Much in the same vein, it is not quite clear how one should “value” a homosexual proclivity. Such a proclivity (like any sexual proclivity that is directed towards other targets than persons of the opposite sex of appropriate age) is objectively in contradiction to the order of nature – so, if it has any value, that value must be a negative one. The “gift and quality” of Michelangelo was his artistic genius, not his (alleged) homosexuality.

Yet another question is the principle of “graduality”, i.e. whether a homosexual relationship (which by definition is not a “normal” friendship between persons of the same sex, but one that involves, or is even focussed on, sodomy) becomes “better”, and thus can be considered a step into the right direction, if it is stable and durable rather than instable and transient. But quite obviously, if sodomy is objectively and intrinsically bad, the Church should do its best to lead people away from it, and it should be glad if such a relationship is transient rather than durable. A friendship that leads people to provide mutual aid and solidarity is certainly a good thing – if that friendship is itself not based on vice and debauchery. But there also can be bad friendships, which a person may have to give up in order to return to a morally good life. Sacrifice is good if it serves a good purpose. But what should we think of a man who “sacrifices” his marriage and family in order to move in with a homosexual boyfriend? Such a decision may well be a “sacrifice” – but is it one that the Church should value and praise?

Finally, there is this reference to children living with couples of the same sex. Of course it is true that “the needs and rights of the little ones must always be given priority” – but what exactly does that mean? Is it implied that, depending on the individual circumstances, it may be better for a child to live with such a couple rather than to be placed in an institution? Or does it mean that such situations are entirely unobjectionable, including in cases where they are deliberately and artificially created (e.g., by a homosexual couple that “adopts” a child, or a lesbian couple that makes use of medically assisted reproduction procedures)?

One might raise similar questions with regard to what the report says on the divorce issue (and if I find time in the coming days I might still do so). But from what has been said above it already is possible to draw a general conclusion. The problem of this paper is its ambiguity.

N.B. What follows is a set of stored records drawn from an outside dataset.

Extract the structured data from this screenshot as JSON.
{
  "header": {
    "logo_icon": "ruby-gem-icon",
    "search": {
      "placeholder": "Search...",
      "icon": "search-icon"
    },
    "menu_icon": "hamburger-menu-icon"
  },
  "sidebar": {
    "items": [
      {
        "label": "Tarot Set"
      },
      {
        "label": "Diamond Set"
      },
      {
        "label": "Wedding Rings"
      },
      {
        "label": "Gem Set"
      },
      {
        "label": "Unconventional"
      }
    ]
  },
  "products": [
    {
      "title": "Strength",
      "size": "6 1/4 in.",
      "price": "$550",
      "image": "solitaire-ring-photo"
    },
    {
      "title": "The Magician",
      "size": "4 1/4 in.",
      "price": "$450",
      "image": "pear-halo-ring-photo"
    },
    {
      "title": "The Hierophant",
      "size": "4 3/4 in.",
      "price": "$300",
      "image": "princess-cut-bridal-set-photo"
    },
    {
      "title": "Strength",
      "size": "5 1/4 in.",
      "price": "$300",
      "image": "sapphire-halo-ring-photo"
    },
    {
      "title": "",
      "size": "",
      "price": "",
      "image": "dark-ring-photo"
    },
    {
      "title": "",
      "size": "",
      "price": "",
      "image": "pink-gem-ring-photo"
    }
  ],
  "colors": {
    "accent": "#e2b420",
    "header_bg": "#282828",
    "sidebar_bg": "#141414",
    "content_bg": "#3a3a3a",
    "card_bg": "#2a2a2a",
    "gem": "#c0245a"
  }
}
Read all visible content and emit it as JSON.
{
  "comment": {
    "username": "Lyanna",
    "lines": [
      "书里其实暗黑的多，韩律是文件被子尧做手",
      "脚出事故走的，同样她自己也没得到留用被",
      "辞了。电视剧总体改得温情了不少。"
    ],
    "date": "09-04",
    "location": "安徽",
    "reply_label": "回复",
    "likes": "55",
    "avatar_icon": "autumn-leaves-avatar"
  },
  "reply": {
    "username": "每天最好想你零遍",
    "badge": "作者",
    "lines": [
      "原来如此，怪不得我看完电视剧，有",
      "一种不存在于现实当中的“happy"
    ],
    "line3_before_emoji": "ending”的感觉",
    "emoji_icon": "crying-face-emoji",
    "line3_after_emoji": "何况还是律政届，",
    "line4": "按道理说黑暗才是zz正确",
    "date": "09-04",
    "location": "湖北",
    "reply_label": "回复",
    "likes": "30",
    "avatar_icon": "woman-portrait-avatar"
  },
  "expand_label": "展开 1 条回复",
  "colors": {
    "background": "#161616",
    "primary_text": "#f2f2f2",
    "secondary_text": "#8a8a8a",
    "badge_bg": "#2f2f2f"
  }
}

It does not explicitly promote errors and heresies (at least not on homosexuality), but it leaves a wide leeway for them. Even worse, it seems to open such a leeway where before there was none. For a Bishop’s Synod that should serve the purpose of clarifying the Church’s stance, this would be a poor outcome.

I am not sure whether any of the Synod’s participants is going to read this. But let me just say this much: ultimately the faith of the Church is not determined by popes and bishops, but by the sensus fidelium. And the sensus fidelium is not necessarily expressed by what “the majority” believes, but by what is believed by those who really remain faithful to the gospel. The homosexualist ideology is not one for which I predict a very long life-span.